Perwira muda itu mungkin sudah terbiasa dipandang dan dibicarakan seperti itu, jadi ia tidak marah.

Mendengar perkataan Chen Nuo, ia langsung tertawa, "Trik kecilku ini tidak bisa lolos dari mata tajam Saudara. Ternyata Saudara sudah menyadarinya sejak awal. Namun pada akhirnya, justru keberanian dan ketelitian Saudara yang luar biasa. Meski tahu itu palsu, Saudara tetap berani bekerja sama untuk membuat sandiwara ini tampak nyata. Itulah yang disebut keberanian dan kecerdasan!"

Chen Nuo tertawa kecil, menegakkan tubuh, dan memberi hormat kepada perwira muda itu, "Jangan panggil saya Saudara terus. Nama saya Chen Nuo, nama kehormatan Ranzhi, seorang utusan kecil di bawah pimpinan Jenderal Zhao Fu, Gubernur Jizhou. Berkat tindakan cepat Tuan Muda Jenderal tadi, kebaikan ini tidak akan saya lupakan. Bolehkah saya tahu siapa nama Tuan Muda Jenderal?"

"Kakak!"

Sebelum perwira muda itu sempat membuka mulut, seseorang tiba-tiba muncul dari belakangnya, menarik pelana kuda, dan berkata kepada Chen Nuo dengan terengah-engah, "Dia kakakku. Apa pun yang ingin kalian ketahui, tanyakan saja padaku."

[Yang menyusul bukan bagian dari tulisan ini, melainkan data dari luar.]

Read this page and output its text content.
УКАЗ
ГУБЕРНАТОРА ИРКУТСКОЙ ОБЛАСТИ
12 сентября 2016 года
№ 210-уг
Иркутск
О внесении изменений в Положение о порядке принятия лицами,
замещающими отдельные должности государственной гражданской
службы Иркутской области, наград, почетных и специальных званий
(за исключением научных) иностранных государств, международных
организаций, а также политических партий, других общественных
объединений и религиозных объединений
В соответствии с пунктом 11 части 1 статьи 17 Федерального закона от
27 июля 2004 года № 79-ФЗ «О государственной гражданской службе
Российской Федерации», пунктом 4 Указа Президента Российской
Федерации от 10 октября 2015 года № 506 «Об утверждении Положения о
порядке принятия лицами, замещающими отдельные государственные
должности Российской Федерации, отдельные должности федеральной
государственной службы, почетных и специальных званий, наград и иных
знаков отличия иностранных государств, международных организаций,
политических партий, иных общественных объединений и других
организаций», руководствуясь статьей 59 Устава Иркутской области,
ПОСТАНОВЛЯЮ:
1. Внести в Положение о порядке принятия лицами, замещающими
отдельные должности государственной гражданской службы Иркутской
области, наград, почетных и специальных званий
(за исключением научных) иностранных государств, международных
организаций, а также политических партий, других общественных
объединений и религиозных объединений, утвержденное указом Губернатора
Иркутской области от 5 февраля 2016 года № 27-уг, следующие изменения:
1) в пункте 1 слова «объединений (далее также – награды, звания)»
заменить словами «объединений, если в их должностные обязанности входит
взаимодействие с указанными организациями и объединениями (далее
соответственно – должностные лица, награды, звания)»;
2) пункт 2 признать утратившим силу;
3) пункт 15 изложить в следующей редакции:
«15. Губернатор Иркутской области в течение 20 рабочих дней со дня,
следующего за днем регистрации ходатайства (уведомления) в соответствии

Jika kakaknya begitu tampan, adiknya seharusnya tidak jauh berbeda, bukan?

Semua orang menoleh, dan mereka pun terkejut. Tubuhnya tidak setinggi kakaknya, dan dia begitu pendek serta berkulit sangat gelap. Semua orang dalam hati bertanya-tanya, "Apakah mereka benar-benar lahir dari ibu yang sama? Mengapa perbedaannya begitu jauh?" Seketika, minat mereka hilang dan tidak ada yang memperhatikan apalagi bertanya lagi.

Perwira muda di atas kuda menatap adiknya dan bertanya, "Tadi kau ke mana? Apakah kau pergi mengejar para bandit itu lagi? Kau ini, bagaimana aku harus mengatakannya, betapa berbahayanya itu!"

"Hihi! Dia kakakku, namanya Zhao Yun, dan aku... namaku Zhao Xue."

Memang kulitnya sangat putih, namanya sesuai dengan orangnya, ah, tapi yang satu ini sangat gelap.

Adik perwira muda itu, melihat kakaknya hendak menegurnya, segera mengalihkan pembicaraan. Ia mendongakkan lehernya ke arah Chen Nuo untuk memperkenalkan kakaknya.

Mendengar nama Zhao Yun, kepala Chen Nuo bergetar. Ia menatap kembali perwira muda di atas kuda itu dan bertanya dengan ragu, "Zhao Yun? Namamu Zhao Yun? Apakah kau Zhao Yun, Zhao Zilong dari Changshan?"